THE COURT JESTER
ALEX REECE ABBOTT
Three goes on the Big Dipper were fabulous.
Four was one too many. Lee’s heart and stomach lodge at the back of her throat, fighting for space.
You were right.
That’s what I should say, thinks Lee.
She’s still swaying when Annie shunts her aboard the clanking tram, right outside Luna Park. They get off in the noisy, main street of Prahran, with Annie swearing she knows just the thing to settle her stomach.
Cool and dim, The Court Jester is one of Annie’s favourite watering holes. Not too smoky, not too blokey. The bar is a battered crescent moon of dark wood. A silent jukebox flashes like a siren in one corner, and the murmur of drinkers is broken by the gentle chink of billiard balls kissing on green baize.
Annie heads straight for the bar and orders two sambuca con la mosca, the Italian rolling off her tongue. The chirpy barman seems to know Annie from somewhere, but Lee’s noticed how guys often say that. He serves them a couple of clear drinks with a grin.
Doubles, without asking. In each liqueur glass, three coffee beans float like flies.
“Ready?” he cocks an eyebrow.
Annie meets his gaze. “Always.”
The barman sets their drinks on fire. Sapphire flames flicker around the rims of their glasses, mesmerising them.
“One wish for each fly!” calls Annie. “Health, wealth and happiness!”
She extinguishes her drink, then downs it in a single swig.
The barman gives Annie a wink. She nods. He serves another round.
Lee lets her drink burn out. She sips the sticky, smoky aniseed, scorching her lips on the hot glass.
Annie nudges her and laughs. “Bar-maaan,” she calls. “Same again.” She turns to Lee.
“This time, put it out straight away before all the alcohol burns off. No point wasting it.”
Three, maybe four, sambucas in, Lee musters her thoughts. It’s a work night. Her stomach has swapped churning for rumbling. They should stop now, get something to eat, then go home. Through the sweet, aniseed haze, she remembers she’s on holiday – with nowhere to be in the morning. Annie has an office to go to, but Annie doesn’t care.

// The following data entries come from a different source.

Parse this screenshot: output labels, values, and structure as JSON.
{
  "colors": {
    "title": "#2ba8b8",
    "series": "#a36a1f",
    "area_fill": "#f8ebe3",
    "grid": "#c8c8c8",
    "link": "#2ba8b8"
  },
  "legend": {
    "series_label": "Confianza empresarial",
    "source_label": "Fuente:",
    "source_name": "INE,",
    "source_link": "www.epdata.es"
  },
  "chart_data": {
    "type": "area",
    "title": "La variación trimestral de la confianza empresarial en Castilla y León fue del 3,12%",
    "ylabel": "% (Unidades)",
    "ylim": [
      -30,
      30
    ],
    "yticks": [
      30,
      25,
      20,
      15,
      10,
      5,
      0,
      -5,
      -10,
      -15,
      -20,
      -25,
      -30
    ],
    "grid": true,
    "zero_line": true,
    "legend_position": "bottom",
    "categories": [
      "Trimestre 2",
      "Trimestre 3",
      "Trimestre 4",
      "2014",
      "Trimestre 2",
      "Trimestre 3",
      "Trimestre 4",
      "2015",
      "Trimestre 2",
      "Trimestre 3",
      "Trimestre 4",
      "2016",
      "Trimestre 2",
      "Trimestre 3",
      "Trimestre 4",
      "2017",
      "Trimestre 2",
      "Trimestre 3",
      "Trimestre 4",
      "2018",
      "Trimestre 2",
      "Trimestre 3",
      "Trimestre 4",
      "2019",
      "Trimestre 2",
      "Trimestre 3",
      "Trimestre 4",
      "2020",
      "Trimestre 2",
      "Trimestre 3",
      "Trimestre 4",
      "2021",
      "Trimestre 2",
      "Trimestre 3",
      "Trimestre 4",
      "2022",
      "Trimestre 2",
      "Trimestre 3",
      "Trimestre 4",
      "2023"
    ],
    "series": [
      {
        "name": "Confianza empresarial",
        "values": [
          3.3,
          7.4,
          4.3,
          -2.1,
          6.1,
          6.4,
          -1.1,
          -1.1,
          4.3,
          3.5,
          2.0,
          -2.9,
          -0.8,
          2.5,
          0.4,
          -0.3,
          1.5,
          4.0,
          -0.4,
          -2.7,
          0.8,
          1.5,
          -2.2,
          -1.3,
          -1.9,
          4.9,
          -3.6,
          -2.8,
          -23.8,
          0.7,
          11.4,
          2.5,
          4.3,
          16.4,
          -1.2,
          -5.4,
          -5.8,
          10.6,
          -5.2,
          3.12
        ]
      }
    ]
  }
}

Lee is still sipping her shot, when the barman plants a couple more flaring torches on the bar mat in front of them. She can never keep up with Annie.

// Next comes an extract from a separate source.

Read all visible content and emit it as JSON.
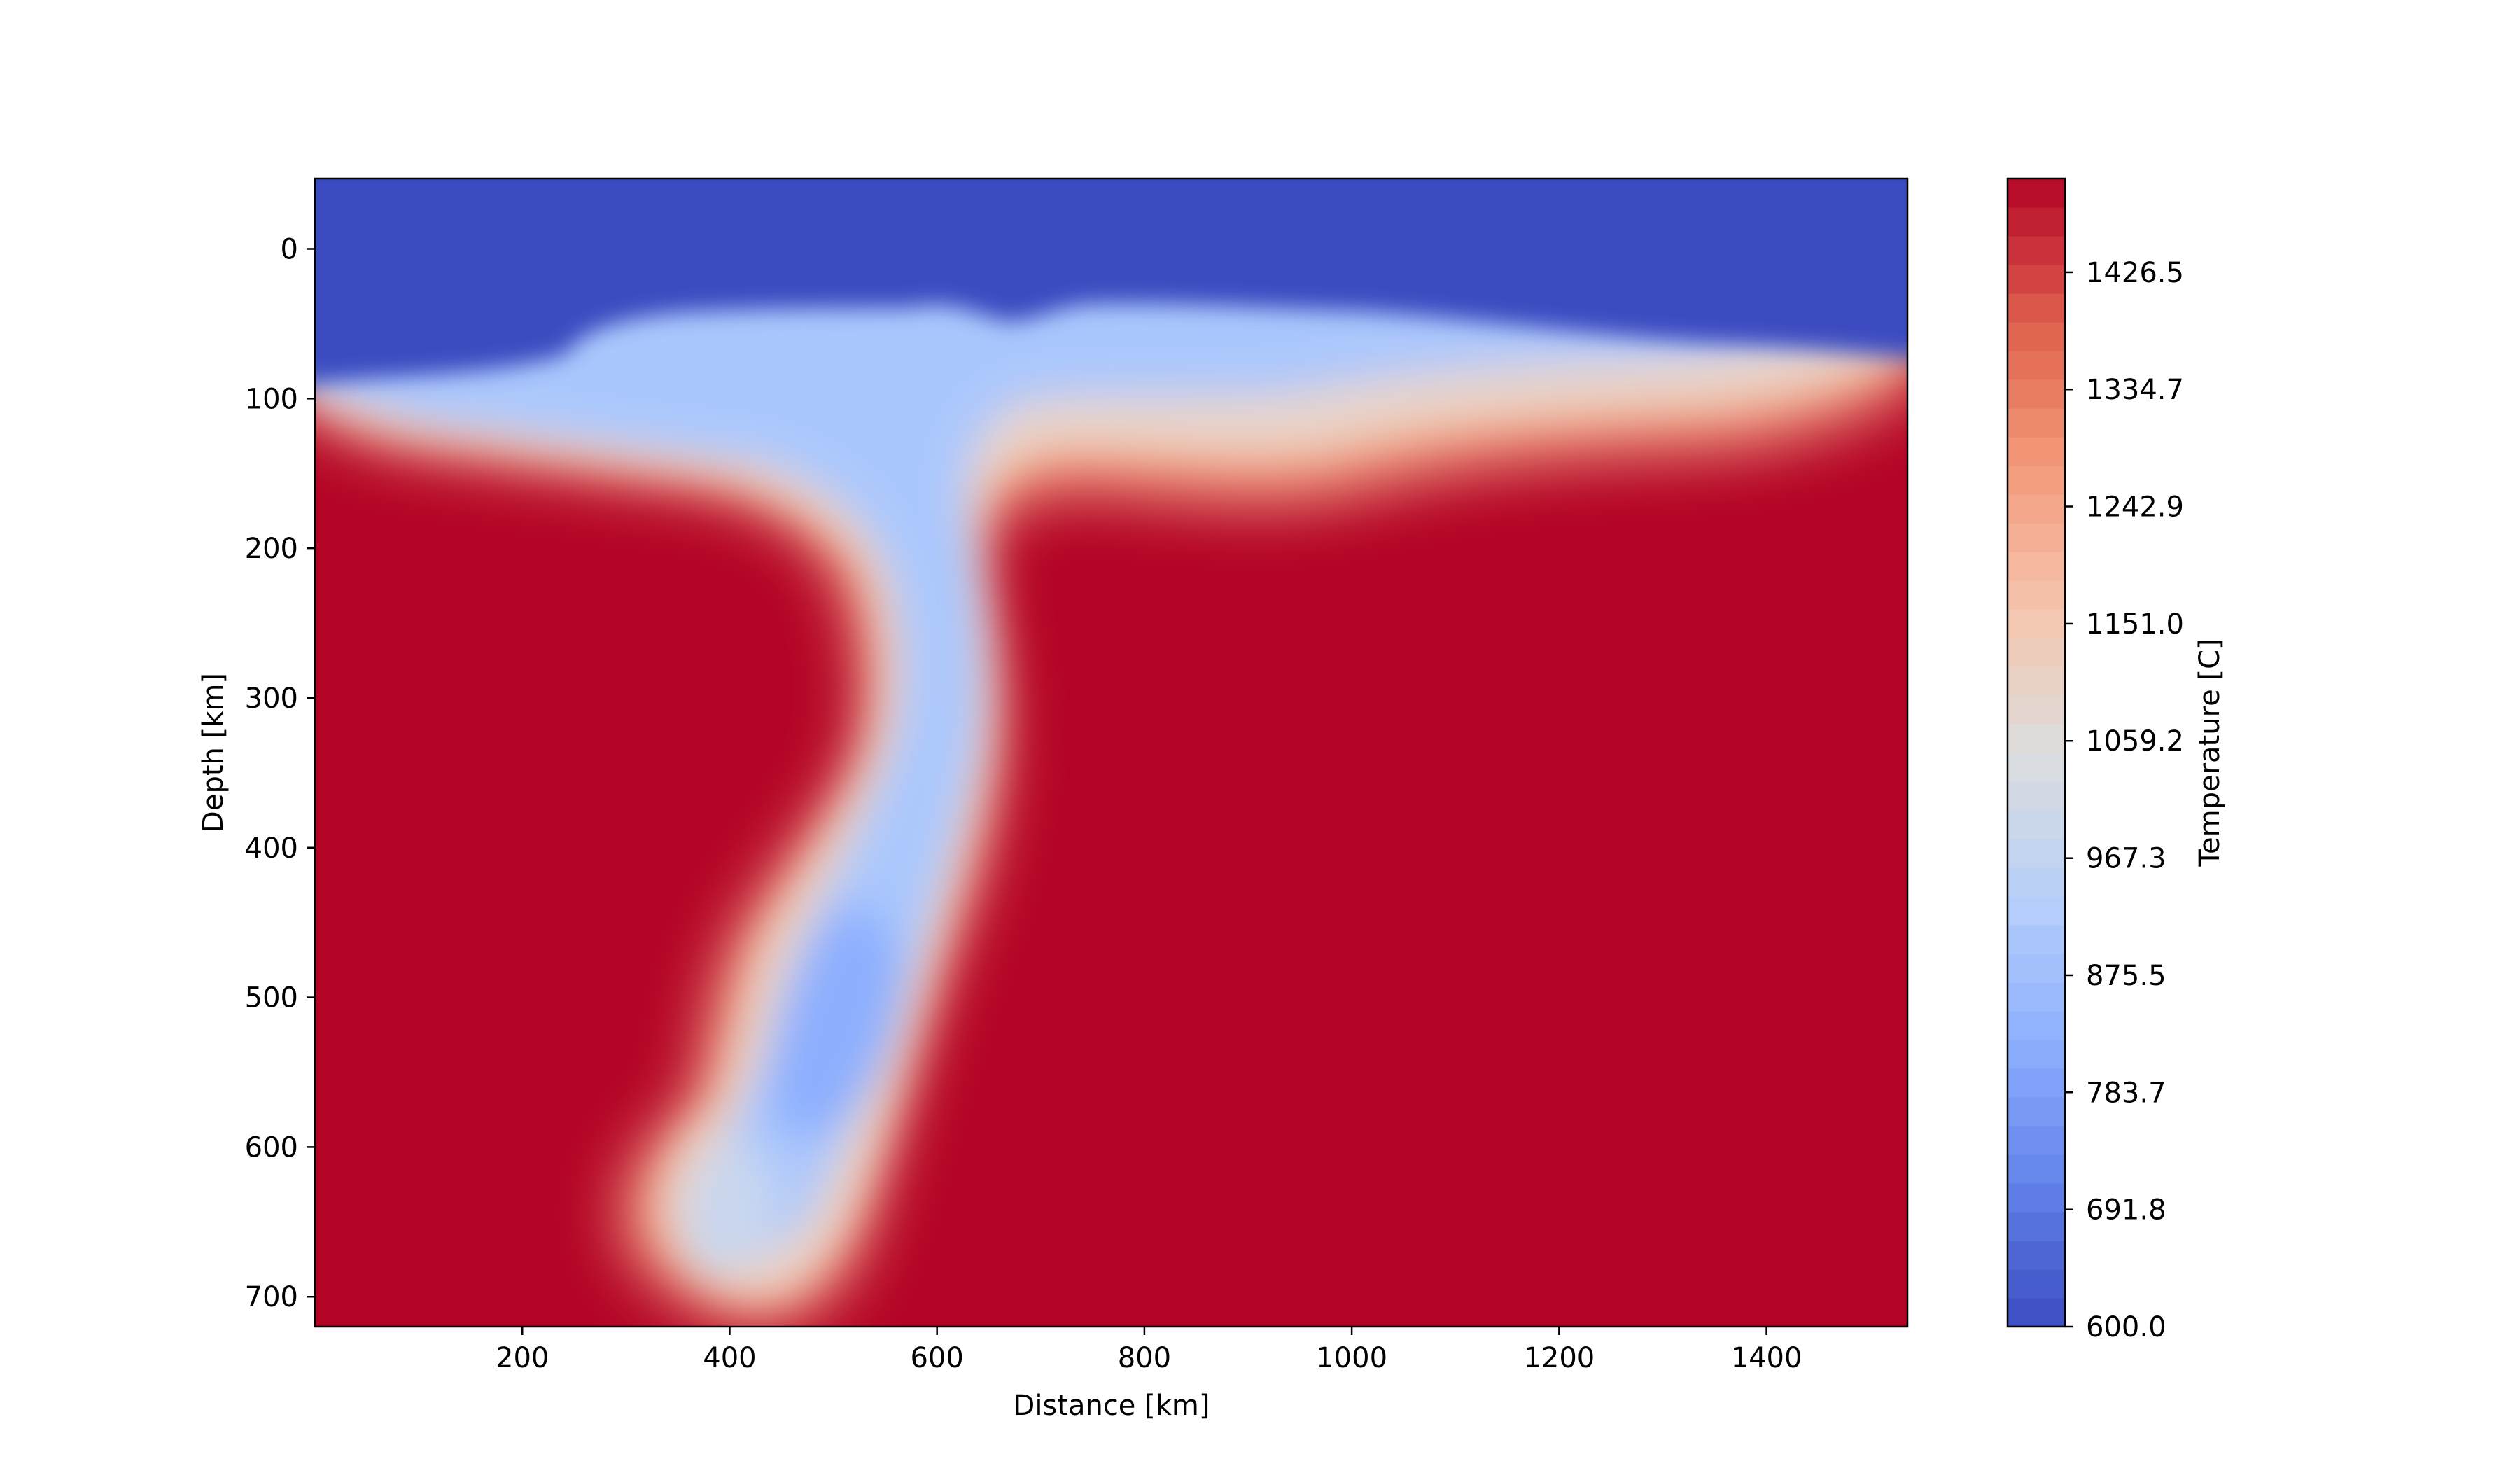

As the barman turns his back, flaming trails creep down the outside of the glasses, licking the booze-sodden mat. The fire crawls along the towelling with ease, sparking blues, yellows and greens, consuming cardboard coasters along the way.
Annie laughs and nudges her. Lee is about to call the barman, when Annie yanks her elbow. “Wait – see how long it takes him to notice.”
They giggle like children. They hate being frightened. They love being scared.
They screamed their lungs out on the Big Dipper. Rigid. Sweating. Hearts pounding. Now they clutch the bar rail, leaning away from the fire, watching and waiting. Will the flames consume the entire bar mat? Will the bar catch fire? Fire alarm or Barman – which will come first?
It’s the old guy rooted at the far end of the bar like another piece of furniture, who alerts the barman. “Maaa-te,” he croaks, pointing a gnarled, accusing finger in their direction.
“Thrill-killer,” mutters Annie.
The barman hustles over, and puts out the fire with the blasé efficiency of someone who’s done it a hundred times before. “What are you like?” He winks and clicks his tongue at Annie as he pats down the embers.
She beams and wraps an arm around Lee. “This…is my little sister,” she announces, wrapping an enthusiastic arm around Lee’s neck and almost tipping her off her bar-stool.
The barman raises his eyebrows with the same bare disbelief Lee sees whenever Annie introduces her. He sees no sibling, only a chaperone, a hindrance to be overcome before the end of his shift.
“Really?” He lays out a clean bar mat, and flashes Annie a smile. “One for the road?”
Lee understands her allure now. The way Annie mixes being sophisticated and totally juvenile. Everything’s a joke. She’s game.
But, Lee likes this too. In small doses.
Her mouth is bitter, gritty from crunching scorched flies. Lee orders water.